1. First, calculate the time it takes for the ball to reach the highest point:
Using the equation h = vit + (1/2)gt^2, where h is the height, vi is the initial velocity, g is the acceleration due to gravity, and t is the time taken, substitute the given values:
55.0 m = (5.00 m/s) * t + (1/2)(-9.8 m/s^2)(t^2)
Rearrange the equation to quadratic form:
4.9t^2 - 5t - 55 = 0
Solve for t using the quadratic formula, and note the positive value.
2. Once you have the time at the highest point, substitute it into the equation vf = vi + gt to find the velocity at the highest point.
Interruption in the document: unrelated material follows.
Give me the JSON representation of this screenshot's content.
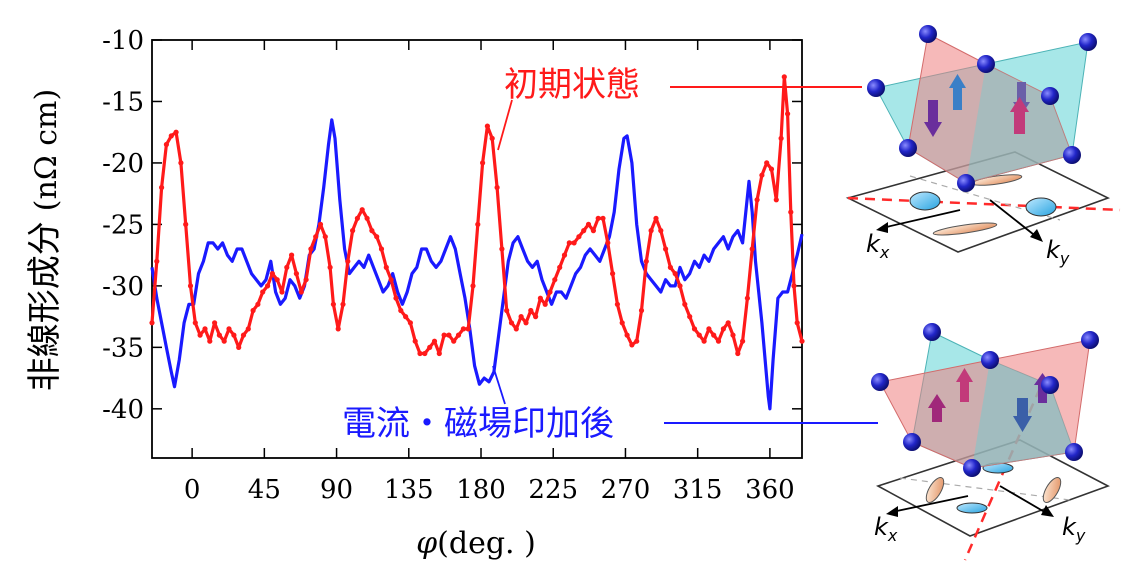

b) To calculate the velocity of the ball just before it hits the ground, we can again use the equation vf = vi + gt, but this time, we need to find the time it takes for the ball to reach the ground.
1. Substitute the height of the building (55.0 m) into the equation h = vit + (1/2)gt^2 and solve for t. Remember to use the negative value for g since the ball is moving downward.
2. Plug the value of t into the equation vf = vi + gt to get the final velocity just before hitting the ground.
c) To calculate the total time of flight, we need to consider the time it takes for the ball to reach its highest point and then return to the ground.
1. Double the value of the time obtained for the maximum height, as the time taken to reach the highest point will be equal to the time taken to return to the ground.
2. The total time of flight is the sum of the times to reach the highest point and return to the ground.
By following these steps and using the equations of motion for an object in free fall, you can find the answers to all three questions.